I do not have a modelling solution for this; so, if anyone reads this and has a clever idea, I would appreciate it. Otherwise, I will have to tinker with my se calculations - which is obviously not ideal.

I can’t tell for sure whether your explanation corresponds to what is happening here or not, but here is a re-statement of the issue, and below is some code that might help clarify things.

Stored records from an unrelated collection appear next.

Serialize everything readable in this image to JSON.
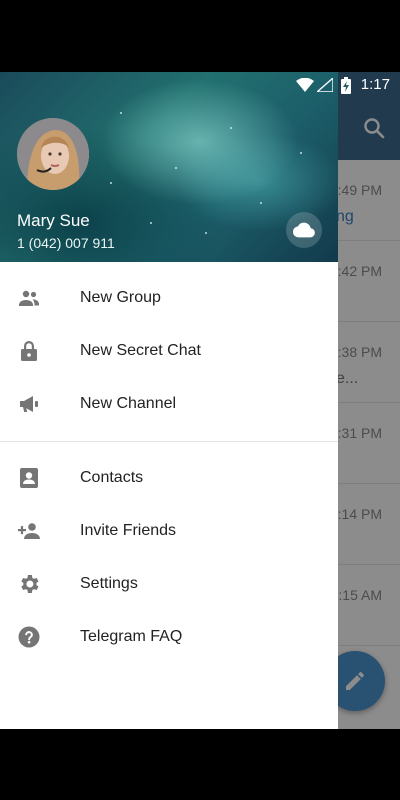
{
  "status_bar": {
    "time": "1:17"
  },
  "background_chat_list": {
    "rows": [
      {
        "time": "4:49 PM",
        "snippet": "ng",
        "snippet_style": "link"
      },
      {
        "time": "4:42 PM",
        "snippet": "",
        "snippet_style": "plain"
      },
      {
        "time": "4:38 PM",
        "snippet": "e...",
        "snippet_style": "plain"
      },
      {
        "time": "4:31 PM",
        "snippet": "",
        "snippet_style": "plain"
      },
      {
        "time": "4:14 PM",
        "snippet": "",
        "snippet_style": "plain"
      },
      {
        "time": "4:15 AM",
        "snippet": "",
        "snippet_style": "plain"
      }
    ]
  },
  "drawer": {
    "user": {
      "name": "Mary Sue",
      "phone": "1 (042) 007 911"
    },
    "menu_primary": [
      {
        "label": "New Group",
        "icon": "group-icon"
      },
      {
        "label": "New Secret Chat",
        "icon": "lock-icon"
      },
      {
        "label": "New Channel",
        "icon": "megaphone-icon"
      }
    ],
    "menu_secondary": [
      {
        "label": "Contacts",
        "icon": "contacts-icon"
      },
      {
        "label": "Invite Friends",
        "icon": "add-person-icon"
      },
      {
        "label": "Settings",
        "icon": "gear-icon"
      },
      {
        "label": "Telegram FAQ",
        "icon": "help-icon"
      }
    ]
  },
  "colors": {
    "header_blue": "#3e6b8e",
    "fab_blue": "#4b95cf",
    "icon_gray": "#757575",
    "link_blue": "#3a7fc1"
  }
}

When we don’t estimate a residual standard deviation, one (or a handful of) observations with very tight standard error can pull the estimates around dramatically, regardless of where the rest of the data lands. That’s because the fitted regression had better fit points with small standard errors very well, or incur huge likelihood penalties. The modeling decision that you need to make is: Do you believe that the linear predictor in your regression gives the true values exactly, and that the previous studies have yielded Gaussian uncertainty with accurately quantified standard error, such that all residual variation should be attributed to the standard error? Or do you think there are other sources of stochastic variation, such that there is some residual variation between studies that is not simply inherent in the Gaussian approximations to the posteriors of the study-specific effects? In the latter case, you probably want to include a residual in your model.

library(brms)

#### This model/dataset shows your issue
se_data_1 <- data.frame(
  out = c(3, rnorm(99)),
  se = c(.01, rep(1, 99))
)

mod_1 <- brms::brm(
  out | se(se) ~ 1,
  data = se_data_1,
  backend = "cmdstanr"
)

pp_check(mod_1)

#### This dataset doesn't show your issue
se_data_2 <- data.frame(
  out = c(3, rnorm(99)),
  se = c(rep(1, 100))
)

mod_2 <- brms::brm(
  out | se(se) ~ 1,
  data = se_data_2,
  backend = "cmdstanr"
)

pp_check(mod_2)

Thanks @jsocolar!

Yes, your example does seem to correspond with what is happening. A lot of posts on meta-analysis suggested to not compute a residual, so I think I was hesitant to do so. That said, for a variety of reasons, I do not really think all the residual variation is attributed to the standard error. So, as long as I am not committing an egregious error, I have no issue with including sigma = TRUE. Other resources seem to suggest that this alters my interpretation of the intercept. I fail to see how this is so, as the model fit seems improved with sigma - why would I trust the intercept of a poorly fit model over the intercept from a model with the residual?